Neuer Zwang im Ehrenamt?

Die Bürgerbewegungen des 21. Jahrhunderts sind vielfältiger geworden. Engagement verschiebt sich: beispielsweise von Verein und Verband als Träger hin zu Netzwerken und Freiwilligenagenturen, von langfristiger Bindung zu kurzfristigen Aktionen. So gibt es Menschen, die jede Woche Essen an Obdachlose austeilen und andere, die dies nur einmal im Jahr tun.

Um junge Menschen weiter zum Ehrenamt zu motivieren, schlug die Universität Mannheim 2003 neue Wege ein. "Service Learning" heißt das Modell, das es mittlerweile auch an anderen deutschen Universitäten gibt. Dabei arbeiten Studenten unterschiedlicher Fachrichtungen ein Semester lang ehrenamtlich an Projekten in sozialen Einrichtungen.

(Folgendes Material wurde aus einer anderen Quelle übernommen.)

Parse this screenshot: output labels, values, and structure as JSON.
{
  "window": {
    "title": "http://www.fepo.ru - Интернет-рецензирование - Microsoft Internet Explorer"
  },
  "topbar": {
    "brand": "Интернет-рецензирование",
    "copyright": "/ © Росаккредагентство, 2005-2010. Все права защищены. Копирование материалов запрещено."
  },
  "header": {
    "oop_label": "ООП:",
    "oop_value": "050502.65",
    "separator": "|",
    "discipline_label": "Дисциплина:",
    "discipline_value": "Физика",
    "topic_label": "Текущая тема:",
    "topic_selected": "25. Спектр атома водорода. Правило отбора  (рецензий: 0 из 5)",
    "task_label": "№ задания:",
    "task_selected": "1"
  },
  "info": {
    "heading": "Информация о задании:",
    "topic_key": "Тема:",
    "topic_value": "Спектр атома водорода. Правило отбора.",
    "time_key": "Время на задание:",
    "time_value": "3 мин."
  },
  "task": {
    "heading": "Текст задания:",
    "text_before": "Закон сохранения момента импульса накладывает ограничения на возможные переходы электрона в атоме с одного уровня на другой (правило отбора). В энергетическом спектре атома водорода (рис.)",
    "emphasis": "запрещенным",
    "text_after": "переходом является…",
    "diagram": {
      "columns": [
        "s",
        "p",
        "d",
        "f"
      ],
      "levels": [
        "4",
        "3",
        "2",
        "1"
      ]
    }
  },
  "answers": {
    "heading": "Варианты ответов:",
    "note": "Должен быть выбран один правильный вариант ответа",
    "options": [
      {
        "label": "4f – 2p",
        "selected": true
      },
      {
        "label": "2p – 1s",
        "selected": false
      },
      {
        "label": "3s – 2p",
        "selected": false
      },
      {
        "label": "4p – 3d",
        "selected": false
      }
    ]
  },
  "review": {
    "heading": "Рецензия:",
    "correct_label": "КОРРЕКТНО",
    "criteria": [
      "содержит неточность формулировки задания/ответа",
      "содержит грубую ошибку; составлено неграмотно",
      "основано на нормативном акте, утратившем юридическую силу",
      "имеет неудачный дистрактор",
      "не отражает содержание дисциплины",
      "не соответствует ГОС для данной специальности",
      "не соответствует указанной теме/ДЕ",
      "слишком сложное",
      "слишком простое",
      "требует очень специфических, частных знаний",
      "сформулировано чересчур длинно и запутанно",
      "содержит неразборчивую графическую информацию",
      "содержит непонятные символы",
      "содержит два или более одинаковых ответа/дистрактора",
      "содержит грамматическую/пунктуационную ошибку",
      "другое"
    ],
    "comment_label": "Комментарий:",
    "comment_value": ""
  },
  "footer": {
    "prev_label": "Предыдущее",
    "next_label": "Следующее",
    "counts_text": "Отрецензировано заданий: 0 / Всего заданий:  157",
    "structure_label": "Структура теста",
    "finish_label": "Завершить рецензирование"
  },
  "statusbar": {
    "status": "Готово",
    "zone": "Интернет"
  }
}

Dafür gibt es dann Punkte im Bachelor-Studium. Vielleicht ein neuer Zwang. Ob er das Ehrenamt für die Zukunft vorantreibt, wird sich zeigen.

Das Ehrenamt in Deutschland entwickelte sich nicht gradlinig positiv. Es entstand im Spannungsfeld von Freiwilligkeit und Zwang. Heute ist Ehrenamt für Millionen von Bürgern eine Möglichkeit, das Zusammenleben in Deutschland aktiv mitzugestalten. Mit ihrem Engagement helfen die vielen Ehrenamtlichen nicht nur anderen, sie prägen auch das gesellschaftliche Klima in Deutschland.